Maize crop flip-flop
Government’s early estimates challenge the private sector’s bleak outlook
The government this week tried to calm the maize market by announcing its first crop estimates for the 2016 season a full month earlier after industry players asked the state to speed up the release of the information. The prognosis is nowhere near as bleak as the estimates from the private sector have thus far indicated, according to the department of agriculture, forestry and fisheries’ Crop Estimates Committee.
Due to the ongoing drought, earlier numbers were “desperately required for industry to plan”, said Rona Beukes, the department’s senior statistician for crop estimates.
The preliminary estimate is that South Africa’s drought-ravaged farmers will produce 7.4 million tons of maize this season.
That would still be the second worst harvest in a decade, but is a lot better than the cataclysmic crop predictions of only 5 million tons that came from some organised industry groups.
South Africa needs roughly 10.5 million tons of maize a year. The split between white and yellow maize is about 50-50.

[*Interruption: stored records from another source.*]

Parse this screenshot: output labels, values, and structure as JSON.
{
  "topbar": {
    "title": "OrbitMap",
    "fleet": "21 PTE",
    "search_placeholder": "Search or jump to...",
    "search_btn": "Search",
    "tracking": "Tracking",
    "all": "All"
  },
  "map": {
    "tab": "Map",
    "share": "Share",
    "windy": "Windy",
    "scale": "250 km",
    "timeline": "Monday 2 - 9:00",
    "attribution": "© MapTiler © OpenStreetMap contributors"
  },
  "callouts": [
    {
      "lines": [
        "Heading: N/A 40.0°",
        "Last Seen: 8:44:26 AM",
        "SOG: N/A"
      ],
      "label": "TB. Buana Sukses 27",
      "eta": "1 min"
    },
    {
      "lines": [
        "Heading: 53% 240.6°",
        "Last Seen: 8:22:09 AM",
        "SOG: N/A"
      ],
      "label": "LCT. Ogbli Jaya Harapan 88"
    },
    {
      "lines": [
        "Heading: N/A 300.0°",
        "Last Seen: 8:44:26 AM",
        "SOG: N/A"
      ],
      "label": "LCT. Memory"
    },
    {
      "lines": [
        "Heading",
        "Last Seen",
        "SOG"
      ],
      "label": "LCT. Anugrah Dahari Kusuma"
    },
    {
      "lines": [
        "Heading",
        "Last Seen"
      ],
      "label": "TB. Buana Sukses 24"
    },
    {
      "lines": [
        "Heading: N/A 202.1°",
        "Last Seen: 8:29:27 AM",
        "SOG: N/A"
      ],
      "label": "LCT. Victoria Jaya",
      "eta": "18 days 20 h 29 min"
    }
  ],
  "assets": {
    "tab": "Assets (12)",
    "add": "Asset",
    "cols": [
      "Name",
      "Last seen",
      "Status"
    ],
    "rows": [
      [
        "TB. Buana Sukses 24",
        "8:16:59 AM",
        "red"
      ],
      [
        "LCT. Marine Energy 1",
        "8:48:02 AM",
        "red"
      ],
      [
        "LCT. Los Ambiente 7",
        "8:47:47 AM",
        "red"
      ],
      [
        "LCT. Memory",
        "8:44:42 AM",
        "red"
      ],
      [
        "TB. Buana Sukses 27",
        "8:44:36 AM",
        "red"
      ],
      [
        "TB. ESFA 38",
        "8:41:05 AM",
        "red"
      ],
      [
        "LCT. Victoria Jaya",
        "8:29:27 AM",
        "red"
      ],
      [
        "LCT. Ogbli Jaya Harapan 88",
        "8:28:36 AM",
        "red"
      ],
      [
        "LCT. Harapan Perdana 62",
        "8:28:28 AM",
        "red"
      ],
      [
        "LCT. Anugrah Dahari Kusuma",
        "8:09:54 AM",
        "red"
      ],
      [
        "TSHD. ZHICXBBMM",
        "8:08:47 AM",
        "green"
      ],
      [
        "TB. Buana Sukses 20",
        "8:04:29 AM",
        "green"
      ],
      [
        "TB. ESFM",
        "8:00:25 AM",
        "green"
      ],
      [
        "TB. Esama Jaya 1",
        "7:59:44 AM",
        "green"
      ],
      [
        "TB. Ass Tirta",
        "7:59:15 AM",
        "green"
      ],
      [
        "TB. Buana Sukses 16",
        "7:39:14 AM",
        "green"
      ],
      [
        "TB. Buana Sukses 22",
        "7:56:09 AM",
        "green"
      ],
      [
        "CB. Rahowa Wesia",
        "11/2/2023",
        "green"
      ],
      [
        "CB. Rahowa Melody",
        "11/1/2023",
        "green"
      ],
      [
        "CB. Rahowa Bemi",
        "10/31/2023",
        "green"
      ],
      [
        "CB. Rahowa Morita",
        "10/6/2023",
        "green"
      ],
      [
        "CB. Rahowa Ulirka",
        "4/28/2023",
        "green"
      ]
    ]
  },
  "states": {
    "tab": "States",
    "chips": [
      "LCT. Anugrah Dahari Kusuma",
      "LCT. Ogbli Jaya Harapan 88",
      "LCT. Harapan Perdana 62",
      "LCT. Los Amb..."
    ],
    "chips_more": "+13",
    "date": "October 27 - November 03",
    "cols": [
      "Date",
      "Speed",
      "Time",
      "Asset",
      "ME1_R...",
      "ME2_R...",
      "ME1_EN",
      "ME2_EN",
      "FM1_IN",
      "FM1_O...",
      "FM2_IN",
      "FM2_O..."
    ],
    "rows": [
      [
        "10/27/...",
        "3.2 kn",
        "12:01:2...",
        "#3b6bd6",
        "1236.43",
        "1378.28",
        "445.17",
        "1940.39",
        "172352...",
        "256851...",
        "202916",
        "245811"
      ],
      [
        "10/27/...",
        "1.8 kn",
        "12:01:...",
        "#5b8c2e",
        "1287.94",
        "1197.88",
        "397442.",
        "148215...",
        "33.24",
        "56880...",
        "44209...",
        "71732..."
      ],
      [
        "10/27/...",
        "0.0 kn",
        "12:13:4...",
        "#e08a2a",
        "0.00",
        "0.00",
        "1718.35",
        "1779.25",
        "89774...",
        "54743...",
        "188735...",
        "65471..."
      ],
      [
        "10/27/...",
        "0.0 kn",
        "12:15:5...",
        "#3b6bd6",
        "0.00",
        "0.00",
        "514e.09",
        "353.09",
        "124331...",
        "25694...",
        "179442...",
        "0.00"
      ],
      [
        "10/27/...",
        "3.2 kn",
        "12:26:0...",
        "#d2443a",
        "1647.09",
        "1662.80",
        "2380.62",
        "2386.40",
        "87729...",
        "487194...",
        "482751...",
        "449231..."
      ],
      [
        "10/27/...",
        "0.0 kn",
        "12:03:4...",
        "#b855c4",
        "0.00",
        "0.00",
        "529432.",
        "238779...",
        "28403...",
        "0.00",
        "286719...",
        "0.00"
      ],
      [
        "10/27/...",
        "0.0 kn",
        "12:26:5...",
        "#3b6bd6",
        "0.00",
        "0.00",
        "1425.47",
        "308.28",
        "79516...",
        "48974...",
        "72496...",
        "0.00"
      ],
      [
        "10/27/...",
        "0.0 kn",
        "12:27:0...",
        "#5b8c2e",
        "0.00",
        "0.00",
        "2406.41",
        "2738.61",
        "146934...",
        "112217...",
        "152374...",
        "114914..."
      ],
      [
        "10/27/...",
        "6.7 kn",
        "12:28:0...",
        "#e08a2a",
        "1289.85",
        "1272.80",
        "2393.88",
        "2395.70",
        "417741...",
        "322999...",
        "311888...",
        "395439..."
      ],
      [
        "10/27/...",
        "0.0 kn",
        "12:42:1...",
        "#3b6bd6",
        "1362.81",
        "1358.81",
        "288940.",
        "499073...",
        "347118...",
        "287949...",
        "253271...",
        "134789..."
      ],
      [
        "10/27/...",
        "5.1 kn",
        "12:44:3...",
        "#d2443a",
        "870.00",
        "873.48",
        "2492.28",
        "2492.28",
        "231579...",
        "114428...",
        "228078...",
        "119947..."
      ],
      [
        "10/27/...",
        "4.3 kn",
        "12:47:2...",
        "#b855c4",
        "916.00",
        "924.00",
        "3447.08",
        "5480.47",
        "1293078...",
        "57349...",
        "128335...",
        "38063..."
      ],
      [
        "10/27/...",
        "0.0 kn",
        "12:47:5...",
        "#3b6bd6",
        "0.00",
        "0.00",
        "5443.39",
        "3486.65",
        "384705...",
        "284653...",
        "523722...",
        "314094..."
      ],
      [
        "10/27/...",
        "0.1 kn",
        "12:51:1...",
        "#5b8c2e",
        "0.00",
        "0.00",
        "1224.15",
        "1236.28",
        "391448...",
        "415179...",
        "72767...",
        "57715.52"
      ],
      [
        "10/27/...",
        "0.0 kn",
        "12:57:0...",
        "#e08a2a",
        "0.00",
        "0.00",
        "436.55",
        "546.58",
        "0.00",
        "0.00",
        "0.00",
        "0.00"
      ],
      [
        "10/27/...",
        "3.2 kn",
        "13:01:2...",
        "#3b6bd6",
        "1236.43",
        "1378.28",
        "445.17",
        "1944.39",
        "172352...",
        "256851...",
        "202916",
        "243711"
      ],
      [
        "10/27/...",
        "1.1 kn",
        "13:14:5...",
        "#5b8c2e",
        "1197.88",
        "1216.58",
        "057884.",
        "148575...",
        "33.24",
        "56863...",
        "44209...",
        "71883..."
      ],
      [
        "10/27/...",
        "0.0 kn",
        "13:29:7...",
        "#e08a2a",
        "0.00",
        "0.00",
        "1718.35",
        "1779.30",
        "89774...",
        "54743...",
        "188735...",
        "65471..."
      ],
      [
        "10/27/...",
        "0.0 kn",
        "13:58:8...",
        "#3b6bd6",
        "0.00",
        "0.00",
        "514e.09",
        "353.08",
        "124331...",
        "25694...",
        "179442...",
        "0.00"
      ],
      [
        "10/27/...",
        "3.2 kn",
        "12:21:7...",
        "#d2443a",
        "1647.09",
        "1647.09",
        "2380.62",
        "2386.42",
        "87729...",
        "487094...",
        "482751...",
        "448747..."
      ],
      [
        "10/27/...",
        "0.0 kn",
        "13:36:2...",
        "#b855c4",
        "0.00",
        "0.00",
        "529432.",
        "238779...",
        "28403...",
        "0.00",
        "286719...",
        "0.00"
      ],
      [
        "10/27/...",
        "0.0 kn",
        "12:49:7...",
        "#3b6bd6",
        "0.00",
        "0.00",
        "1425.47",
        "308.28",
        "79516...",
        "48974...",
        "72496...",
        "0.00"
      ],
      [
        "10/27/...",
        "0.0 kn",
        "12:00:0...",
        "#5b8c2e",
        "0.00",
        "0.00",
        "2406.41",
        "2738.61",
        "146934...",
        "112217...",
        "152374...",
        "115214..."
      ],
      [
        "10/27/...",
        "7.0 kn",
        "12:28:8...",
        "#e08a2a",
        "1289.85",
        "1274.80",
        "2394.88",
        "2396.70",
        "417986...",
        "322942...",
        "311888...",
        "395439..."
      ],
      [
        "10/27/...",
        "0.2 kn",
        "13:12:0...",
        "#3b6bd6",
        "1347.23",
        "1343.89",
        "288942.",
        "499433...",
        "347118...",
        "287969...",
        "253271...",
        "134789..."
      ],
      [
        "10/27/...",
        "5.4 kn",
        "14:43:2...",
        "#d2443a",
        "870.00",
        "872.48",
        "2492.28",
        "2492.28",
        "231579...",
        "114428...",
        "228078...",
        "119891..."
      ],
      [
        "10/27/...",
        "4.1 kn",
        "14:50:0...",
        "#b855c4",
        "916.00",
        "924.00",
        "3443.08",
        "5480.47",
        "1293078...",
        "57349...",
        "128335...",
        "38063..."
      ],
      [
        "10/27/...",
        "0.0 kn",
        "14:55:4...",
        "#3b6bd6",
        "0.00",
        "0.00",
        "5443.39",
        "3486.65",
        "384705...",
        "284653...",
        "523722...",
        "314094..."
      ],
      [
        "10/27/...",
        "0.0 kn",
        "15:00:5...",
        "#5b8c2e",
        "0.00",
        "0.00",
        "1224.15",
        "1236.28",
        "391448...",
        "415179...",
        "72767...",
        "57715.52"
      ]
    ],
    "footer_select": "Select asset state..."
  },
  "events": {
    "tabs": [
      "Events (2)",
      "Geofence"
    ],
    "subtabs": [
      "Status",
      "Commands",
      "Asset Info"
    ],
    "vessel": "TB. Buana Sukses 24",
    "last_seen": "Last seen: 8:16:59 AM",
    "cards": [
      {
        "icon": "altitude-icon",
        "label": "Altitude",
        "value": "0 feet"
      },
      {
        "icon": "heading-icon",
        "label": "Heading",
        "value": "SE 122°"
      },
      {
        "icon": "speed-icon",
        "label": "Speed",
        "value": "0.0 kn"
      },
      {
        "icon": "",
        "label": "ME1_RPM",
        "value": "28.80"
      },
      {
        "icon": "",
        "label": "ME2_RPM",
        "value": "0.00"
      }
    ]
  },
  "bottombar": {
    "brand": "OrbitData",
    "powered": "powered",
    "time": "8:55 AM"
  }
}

The problem is that the white maize crop is where the drought damage is most severe. Imported white maize is far more expensive than yellow maize, and feeds directly into household food budgets.
The Crop Estimates Committee’s numbers are based on a survey of farmers and are generally in the ballpark.
The estimate was “the best number you could get”, said Wessel Lemmer, an agribusiness economist at Absa. “It demonstrates that the producers are not trying to push up prices.”
He said if farmers were trying to keep maize prices high, the committee’s survey would not have produced the numbers it did.
This was the first time the committee had attempted to estimate crops this early in the year, and there were no previous data to judge how it would affect the accuracy of the numbers, Beukes said.
Grain SA, which represents farmers, greeted the estimate with a warning that there was no guarantee it would be correct.
The largest margin of error the committee had in recent years was when it underestimated the 2014 crop by 14%, causing a short-lived price bubble.
Arguably, the early estimate means it could be conservative because some late planting of maize was still possible this month.
At the same time, the estimate indicated that farmers expected the yield to be 3.7 tons per hectare – the same as last year.
The yield can vary sharply year to year. It averaged 5.3 tons per hectare in the 2014 season, when maize production hit a historic high.
One reason the yield this year could stay the same as last year, despite the dryer conditions, was that there was a higher proportion of irrigated maize in the ground this year, said Beukes.
The good news seems to have had some effect on the sky-high maize prices on the JSE’s Safex commodity exchange.
White maize, which is harder to import because so few countries trade in it, was going for as much as R5 300 a ton last week. This week, it traded at R5 016.00 on Friday.
Yellow maize has been trading at almost exactly import parity. It hit a record of R4 000 last week. This week, it traded at R3 810 on Friday.
Prices started falling before the crop estimate was released. This probably had more to do with maize prices now being tied completely to the rand because of the expectation that massive quantities would be imported.
The import parity price for yellow maize fell from R3 953 per ton last week to R3 915.15 on Friday, mainly because of the rand.
According to Lemmer, the price of yellow maize would probably stay at import parity and move with the rand, while there was a possibility white maize prices could fall more dramatically.
White maize is trading at a historic premium to the yellow variant, and that gap could close because of the good news contained in the crop estimates.
The price reflects concerns that South Africa can’t find enough white maize on the international market.
“As soon as the first white mealies are on the ships, the market may relax a little,” said Lemmer.
What the committee said
The Crop Estimates Committee’s numbers are based on another estimate – the hectares actually planted in the traditional planting period of November and December.
This is then multiplied by the average yield per hectare from last year, which was 3.8 tons per hectare.
This week’s estimates claimed that just less than 2 million hectares of farmland had been planted with maize this year – 25% less than normal. The drop is far more pronounced for white maize. Farmers planted 30.5% less land with white maize and 20% less with yellow maize compared with last year’s numbers.
Combined with the far higher cost of imported white maize, the prognosis is still severe for food prices.
Bad news on beans and nuts
Maize is the major food crop in South Africa, but the Crop Estimates Committee’s numbers show significant problems developing elsewhere.
The dry-bean and peanut crops this year are estimated to be half of last year’s.
The country is traditionally an importer of beans, but the extent of import dependence will skyrocket this year, with the total crop estimated at only 35 150 tons. South Africans tend to consume about 110 000 tons of beans a year. The year’s peanut crop is estimated to come in at 29 600 tons – half the local requirement.